Симплиций пустился в отчаянный блуд,
А девки стадами к нему так, и льнут.
 
   Мое намерение за эти шесть месяцев изучить в совершенстве артиллерийское дело и фехтовальное искусство было похвально, и я это разумел. Однако ж сего было не довольно, чтобы совсем уберечь меня от праздности, что бывает причиной многих зол, особливо как не было никого, кто бы мог повелевать мною. Правда, я прилежно сидел за различными книгами, откуда почерпнул много доброго, но попались в мои руки и такие, кои были мне столь же надобны, как собаке трава. Бесподобная «Аркадия» [399], по коей я хотел научиться красноречию, была первой, склонившей меня от правдивой истории к любовным сочинениям и от истинных происшествий к героическим поэмам. Подобного рода книжицы добывал я, где только мог, и когда мне удавалось заполучить такую, то я не отрывался от нее, покуда не прочту до конца, хотя бы пришлось просидеть над нею день и ночь. Они наставили меня заместо риторики ловить на клейкий прут перепелочек [400]. Однако ж у меня сей порок тогда не приобрел еще такой силы и горячности, чтобы можно было назвать его вместе с Сенекой божественным неистовством или, следуя описанию, сделанному Томасом Томеи [401] в его «Вертограде мира», докучливой болезнью: ибо там, куда меня влекла любовь, я с легкостью и без особливых трудов получал все, чего домогался, так что у меня вовсе не было причины сетовать на судьбу, подобно другим любовникам и волокитам, кои битком набиты диковинными мечтаниями, заботами, вожделением, тайными страданиями, гневом, ревностию, жаждой мести, слезами, бешенством, досадой, угрозами, а также бесчисленными иными дурачествами и от нетерпения призывают на себя смерть. У меня были деньги, и я не давал им заплесневеть, а сверх того обладал приятным голосом и упражнялся на различных инструментах вместо того, чтобы предаваться танцам, к коим я никогда не был расположен, ибо не мог в них наловчиться, да и без того почитал их бессмысленным дурачеством, а свой стройный стан я показывал, когда вместе с помянутым скорняком упражнялся в фехтовании. Сверх того было у меня гладкое красивое лицо, и я приучил себя к ласковой обходительности, так что женщины, хотя я особливо о них не печалился, сами льнули ко мне (подобно тому как Аврора преследовала Клита [402], Цефала и Титона, Венера Анхиса, Атиса и Адониса, Церера Глаукуса [403], Улисса и Ясиона [404], а сама целомудренная Диана своего Эндимиона) куда больше, нежели я того домогался.

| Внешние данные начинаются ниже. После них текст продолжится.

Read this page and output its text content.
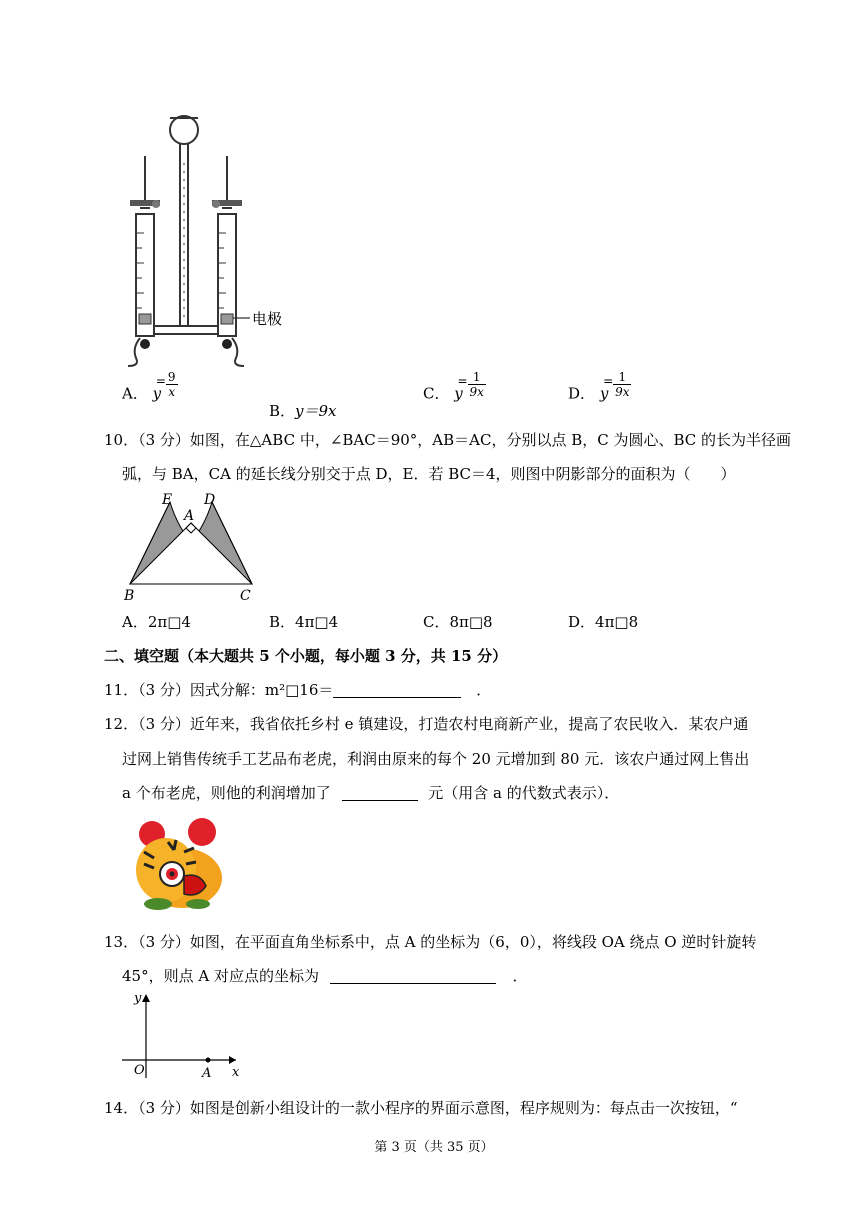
电极
A． y
= 9
x
B．y＝9x
C． y
= 1
9x	D． y
= 1
9x
10．（3 分）如图，在△ABC 中，∠BAC＝90°，AB＝AC，分别以点 B，C 为圆心、BC 的长为半径画
弧，与 BA，CA 的延长线分别交于点 D，E．若 BC＝4，则图中阴影部分的面积为（　　）
E D
A
B	C
A．2π□4	B．4π□4	C．8π□8	D．4π□8
二、填空题（本大题共 5 个小题，每小题 3 分，共 15 分）
11．（3 分）因式分解：m²□16＝	．
12．（3 分）近年来，我省依托乡村 e 镇建设，打造农村电商新产业，提高了农民收入．某农户通
过网上销售传统手工艺品布老虎，利润由原来的每个 20 元增加到 80 元．该农户通过网上售出
a 个布老虎，则他的利润增加了	元（用含 a 的代数式表示）．
13．（3 分）如图，在平面直角坐标系中，点 A 的坐标为（6，0），将线段 OA 绕点 O 逆时针旋转
45°，则点 A 对应点的坐标为	．
y
x
O	A
14．（3 分）如图是创新小组设计的一款小程序的界面示意图，程序规则为：每点击一次按钮，“
第 3 页（共 35 页）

   Около того времени подошел день святого Мартина [405]; тогда у нас, немцев, начинают пировать и бражничать почитай что до самой масленицы. Тогда многие, как офицеры, так и горожане, стали приглашать меня в гости отведать Мартынова гуся. И тогда порой, бывало, кое-что содеется, ибо при таких обстоятельствах я заводил знакомство с женщинами. Моя лютня и пение побуждали каждую поглядеть на меня, и когда они пялили глаза, то я сопровождал новые любовные песенки, которые сам и сочинял, такими умильными взорами и ухватками, что иная пригожая девица вовсе дурела и нечаянно оказывала мне свою благосклонность. А чтобы не прослыть скрягою, задал я два пира: один для офицеров и другой для горожан, чем приобрел благоволение тех и других и получил к ним доступ, ибо всех великолепно угощал и изрядно потчевал. Все сие я учинял ради одних только милых девиц, и хотя я то у одной, то у другой и не получал того, что искал (ибо бывали и такие, которые еще могли себя соблюдать), однако же обходился со всеми одинаково, дабы те, кои оказывали мне больше милости, не подпали бы никакому злому подозрению, как то и подобает честным девушкам, а все должны были полагать, что также и с ними я веду одни только беседы. И я уговаривал каждую из них особливо, так что она думала не иначе, как будто она одна только мною владела.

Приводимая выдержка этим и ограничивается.